I’m making my way through Direct from Dell: Strategies That Revolutionized an Industry, Michael Dell’s autobiography. He’s the founder of Dell and, according to Forbes, worth about $115 billion as of this writing. A big part of Dell’s successful direct-sales model was understanding customer needs deeply and offering appropriate solutions.

Michael said he spent roughly 40% of his time with customers at the time this book was published, even though he was the CEO. How he did that caught my attention. “By spending time with your customers where they do business,” Michael wrote, “you can learn more than by bringing them to where you do business. You can experience the issues and challenges they encounter in their daily lives, and better understand how your product ultimately affects the ways in which they serve their customers.”

This passage gave me pause because it wasn’t the first time I’d heard this. Sam Zell was a prolific entrepreneur and real estate investor. In his book Am I Being Too Subtle? Sam shared a story about learning the value of observing people in their own environments. Because of this lesson, Sam didn’t have people meet him at his office. Instead, he spent over a thousand hours a year on his plane, traveling the world to meet people. He wanted to see them in their environments so he could learn more about them.

Sam, like Michael, was wealthy. He was worth billions when he passed in 2023. People would gladly come to see either of these guys in their office. But both insisted on leaving the office to go see people because observing someone in their home or workplace is an immense learning opportunity. The better you understand someone, the easier it is for you to add value and have a positive relationship with them.

When two credible and unrelated people say the same thing, I take note. The lesson is clear. Get out of your office and go see people—especially your customers—in their offices.
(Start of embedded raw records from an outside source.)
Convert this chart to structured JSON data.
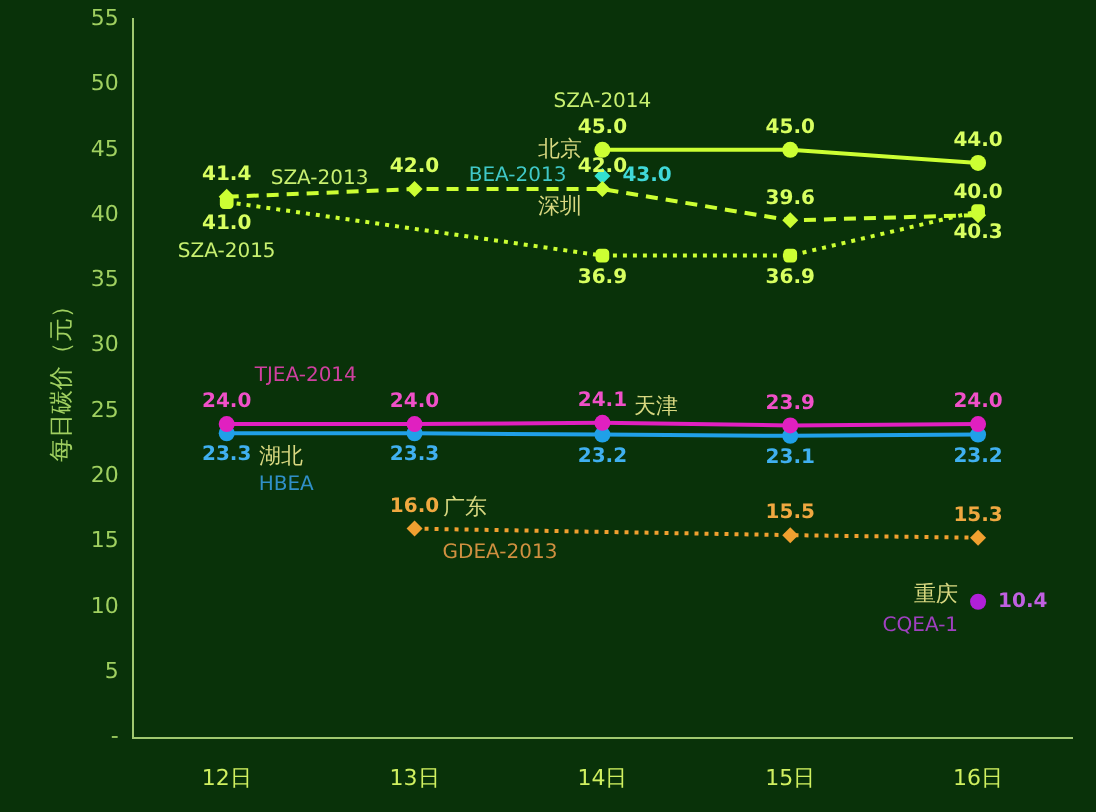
{
  "chart_data": {
    "type": "line",
    "ylabel": "每日碳价（元）",
    "categories": [
      "12日",
      "13日",
      "14日",
      "15日",
      "16日"
    ],
    "series": [
      {
        "name": "SZA-2013",
        "color": "#ccff33",
        "marker": "diamond",
        "line_style": "dashed",
        "values": [
          41.4,
          42.0,
          42.0,
          39.6,
          40.0
        ],
        "value_labels": [
          "41.4",
          "42.0",
          "42.0",
          "39.6",
          "40.0"
        ]
      },
      {
        "name": "SZA-2014",
        "color": "#ccff33",
        "marker": "circle",
        "line_style": "solid",
        "values": [
          null,
          null,
          45.0,
          45.0,
          44.0
        ],
        "value_labels": [
          null,
          null,
          "45.0",
          "45.0",
          "44.0"
        ]
      },
      {
        "name": "SZA-2015",
        "color": "#ccff33",
        "marker": "square",
        "line_style": "dotted",
        "values": [
          41.0,
          null,
          36.9,
          36.9,
          40.3
        ],
        "value_labels": [
          "41.0",
          null,
          "36.9",
          "36.9",
          "40.3"
        ]
      },
      {
        "name": "BEA-2013",
        "color": "#33e0d0",
        "marker": "diamond",
        "line_style": "solid",
        "values": [
          null,
          null,
          43.0,
          null,
          null
        ],
        "value_labels": [
          null,
          null,
          "43.0",
          null,
          null
        ]
      },
      {
        "name": "TJEA-2014",
        "color": "#e020c0",
        "marker": "circle",
        "line_style": "solid",
        "values": [
          24.0,
          24.0,
          24.1,
          23.9,
          24.0
        ],
        "value_labels": [
          "24.0",
          "24.0",
          "24.1",
          "23.9",
          "24.0"
        ]
      },
      {
        "name": "HBEA",
        "color": "#20a0e8",
        "marker": "circle",
        "line_style": "solid",
        "values": [
          23.3,
          23.3,
          23.2,
          23.1,
          23.2
        ],
        "value_labels": [
          "23.3",
          "23.3",
          "23.2",
          "23.1",
          "23.2"
        ]
      },
      {
        "name": "GDEA-2013",
        "color": "#f0a030",
        "marker": "diamond",
        "line_style": "dotted",
        "values": [
          null,
          16.0,
          null,
          15.5,
          15.3
        ],
        "value_labels": [
          null,
          "16.0",
          null,
          "15.5",
          "15.3"
        ]
      },
      {
        "name": "CQEA-1",
        "color": "#b020d8",
        "marker": "circle",
        "line_style": "solid",
        "values": [
          null,
          null,
          null,
          null,
          10.4
        ],
        "value_labels": [
          null,
          null,
          null,
          null,
          "10.4"
        ]
      }
    ],
    "annotations": [
      {
        "text": "北京",
        "x": "14日",
        "y": 45.0
      },
      {
        "text": "深圳",
        "x": "14日",
        "y": 42.0
      },
      {
        "text": "天津",
        "x": "14日",
        "y": 24.1
      },
      {
        "text": "湖北",
        "x": "12日",
        "y": 23.3
      },
      {
        "text": "广东",
        "x": "13日",
        "y": 16.0
      },
      {
        "text": "重庆",
        "x": "16日",
        "y": 10.4
      }
    ],
    "ylim": [
      0,
      55
    ],
    "yticks": [
      {
        "value": 0,
        "label": "-"
      },
      5,
      10,
      15,
      20,
      25,
      30,
      35,
      40,
      45,
      50,
      55
    ],
    "grid": false,
    "legend": false
  }
}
Michael Dell: Bootstrap King?

This week, I started reading Direct from Dell: Strategies That Revolutionized an Industry. It’s the autobiography of Michael Dell, founder of Dell. The company is famous for being the first to allow customers to order custom-made computers directly from a manufacturer.

I’m early in the book, but already one line has caught my attention: “The $1,000 required to capitalize a company in Texas was the extent of my initial start-up capital.” Michael incorporated the company in January 1984 while he was in college. He dropped out after he finished his freshman year, to his parents' chagrin.

So, Michael is super young and starts this company with $1,000. By the end of 1986, three years later, the company was doing $60 million in annual revenue. And Michael set a goal to do $1 billion in annual revenue by 1992 (which he exceeded).

In the first three years of Dell’s existence, it did $160 million in total revenue and raised zero outside capital. This is probably one of the craziest growth stories for a bootstrapped company I’ve ever read. Growing fast is expensive. You have to put people, systems, and processes in place ahead of that kind of growth. It’s very rare to grow that fast and not raise outside capital.

This is where the genius of Michael’s model shines. A lot of this can be attributed to how Dell sold computers then. It didn’t make computers ahead of time and ship from inventory. Customers paid up front, and then Dell built and shipped the computers. Getting paid up front was a stroke of genius. It allowed Dell to obtain growth capital from customer revenue instead of having to raise money from outside investors. Now, Dell did have to buy parts and other stuff to assemble the computers, but it did so as close to just in time as possible, minimizing the amount of money tied up in raw materials inventory.

In October 1987, Dell completed a private placement on Black Monday and raised $20 million, even though the stock market was crashing. The following summer, Dell went public. The company merged with EMC Corporation in 2016, so it has changed a bit. But that combined company has a market capitalization (valuation) of over $78 billion as of this writing and over 120,000 employees. And Michael Dell is still CEO, more than 40 years later.

I was impressed when I read the details of Dell’s early growth and how Michael did it. His story is a reminder that customer revenue is always the best source of growth capital, especially if you can get customers to pay up front.